Not sure if this would help in this particular scenario, but unit and integration testing of operations scripts can save a lot of pain, anguish and $$s too.
It's horrifying how many places treat writing tests for services as critical, but then completely fail to write tests for their operational tooling. Including tools responsible for scaling up and down infrastructure, deleting objects etc.

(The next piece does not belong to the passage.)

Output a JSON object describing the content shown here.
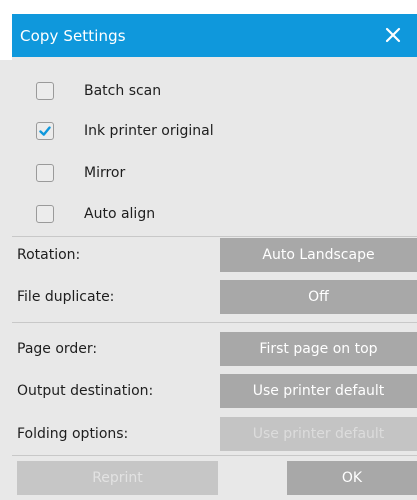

You can do timed instances, and/or make the instances have timed job to shutdown after a fixed time (which is what I use to shut down an instance which only gets spooled up for occasional CI jobs after an hour).
+1. When I had to use AWS for batch workloads, which at the time at least didn't have a TTL attribute on VMs, I made sure that the VM first scheduled a shutdown in like 30 min if the test was supposed to only run in 10 min.
Honestly, I'd create the instances using an ASG, then set the ASG size to 0 (or throw inside a while loop until any errors go away). Always create instances from an AMI and always put them in an ASG (even if the ASG only has 1 item min, target, and max on it).
This has happened to me several times, albeit at a much smaller scale. I fire up a few GPU instances for training neural networks and when I got to shut the instances down I forget that you always need to refresh the instance page before telling AWS to stop my instances. I still go through all the confirmations saying I do, indeed, want to stop all instances. However, these few times I forgot to refresh to make sure they actually were shutting down and simply went to bed. Not an $80k mistake, but certainly a couple hundred dollars, which hurts as a grad student.
Now I have learned, _always_ refresh the page and instance list prior to shutting anything down and _always_ confirm the shutdown was successful.
Not who you asked, but my mistake was transferring an S3 bucket full of unused old customer web assets to glacier, we were paying a lot to host them each month, and weren't using them anymore.
I set the lifecycle rule on all objects in the bucket, for as soon as possible (24 hours).
About 2 days later first thing in the morning I get a bunch of frantic messages from my manager that whatever script I was running, please stop it, before I'd even done anything for the day.
The lifecycle rule had taken effect near the end of the previous day, and he was just getting all the billing alerts from overnight, it was all done.
I read about glacier pricing, but didn't realize there was a lifecycle transfer fee per 1000 objects (I forget the exact price, maybe $0.05 per 1000 objects). That section was a lot further down the pricing page.
The bucket contained over 700 million small files.
I'd just blown $42,000.
That was over a month's AWS budget for us, in the end AWS gave us 10% back.
On the plus side, I didn't get in too much trouble, and given we'd break even in 4 years on S3 costs, upper management was gracious enough to see it as an unplanned investment.
TLDR: My company spent 42k for me to learn to read to the bottom of every AWS pricing page.